Gaetano Rago (18): Ich habe mir überlegt, bei den Kommunalwahlen zu kandidieren, aber meine Frustration ist einfach zu hoch. Wenn ich Bürgermeister wäre, würde mir so einiges einfallen: Die Jugend braucht eine Kulturstätte nach dem Lörracher Vorbild "Altes Wasserwerk". Jugendliche brauchen nicht nur Sofas und Neonröhren; um ihnen Zukunftsperspektiven zu geben, brauchen sie kreative Angebote. Das Grün-Gelände eignet sich als Standpunkt ideal, denn dort kreuzen sich die Fahrradwege von Herten, Warmbach, Nollingen und der Innenstadt. Zudem fehlt bei uns ein Anbieter, der DVDs und CDs führt. Wenn man die neue Mediathek richtig nutzt, könnte sie eine Alternative sein.

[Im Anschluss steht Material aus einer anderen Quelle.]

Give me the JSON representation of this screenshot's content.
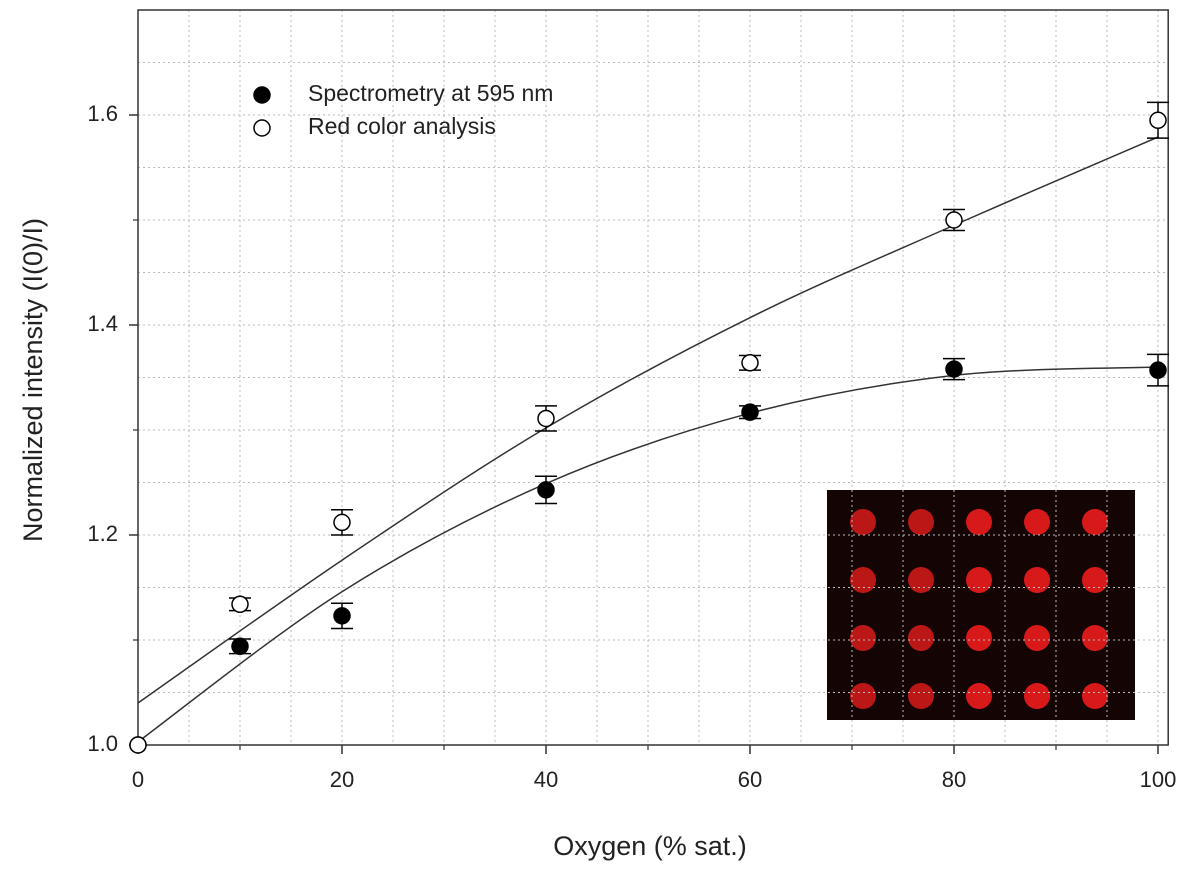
{
  "chart_data": {
    "type": "scatter",
    "x_label": "Oxygen (% sat.)",
    "y_label": "Normalized intensity (I(0)/I)",
    "xlim": [
      0,
      101
    ],
    "ylim": [
      1.0,
      1.7
    ],
    "xticks": [
      0,
      20,
      40,
      60,
      80,
      100
    ],
    "yticks": [
      {
        "value": 1,
        "label": "1.0"
      },
      1.2,
      1.4,
      1.6
    ],
    "xminorticks": [
      10,
      30,
      50,
      70,
      90
    ],
    "yminorticks": [
      1.1,
      1.3,
      1.5
    ],
    "xgrid": [
      5,
      10,
      15,
      20,
      25,
      30,
      35,
      40,
      45,
      50,
      55,
      60,
      65,
      70,
      75,
      80,
      85,
      90,
      95,
      100
    ],
    "ygrid": [
      1.05,
      1.1,
      1.15,
      1.2,
      1.25,
      1.3,
      1.35,
      1.4,
      1.45,
      1.5,
      1.55,
      1.6,
      1.65
    ],
    "grid": true,
    "legend": "upper left",
    "x": [
      0,
      10,
      20,
      40,
      60,
      80,
      100
    ],
    "fit_x": [
      0,
      20,
      40,
      60,
      80,
      100
    ],
    "series": [
      {
        "name": "Spectrometry at 595 nm",
        "color": "#000000",
        "marker": "filled",
        "values": [
          1.0,
          1.094,
          1.123,
          1.243,
          1.317,
          1.358,
          1.357
        ],
        "errors": [
          0,
          0.007,
          0.012,
          0.013,
          0.006,
          0.01,
          0.015
        ],
        "fit": [
          1.003,
          1.146,
          1.249,
          1.316,
          1.352,
          1.36
        ]
      },
      {
        "name": "Red color analysis",
        "color": "#000000",
        "marker": "open",
        "values": [
          1.0,
          1.134,
          1.212,
          1.311,
          1.364,
          1.5,
          1.595
        ],
        "errors": [
          0,
          0.006,
          0.012,
          0.012,
          0.007,
          0.01,
          0.017
        ],
        "fit": [
          1.04,
          1.176,
          1.302,
          1.407,
          1.495,
          1.579
        ]
      }
    ]
  }
}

Daniela Burger (17): Als Bürgermeisterin würde ich mich dafür einsetzen, dass das Thema Mode in unserer Stadt einen höheren Stellenwert erlangt.
Alena Kohout (18): Also, wenn ich Bürgermeisterin in Rheinfelden wäre, würde ich zunächst alle Schulen modernisieren oder zumindest verändern. In der Innenstadt ist auch Veränderung nötig. Ich würde versuchen, attraktive Angebote für die Jugend zu schaffen, große Textilketten in die Stadt zu holen und einen zentralen Jugendtreff errichten.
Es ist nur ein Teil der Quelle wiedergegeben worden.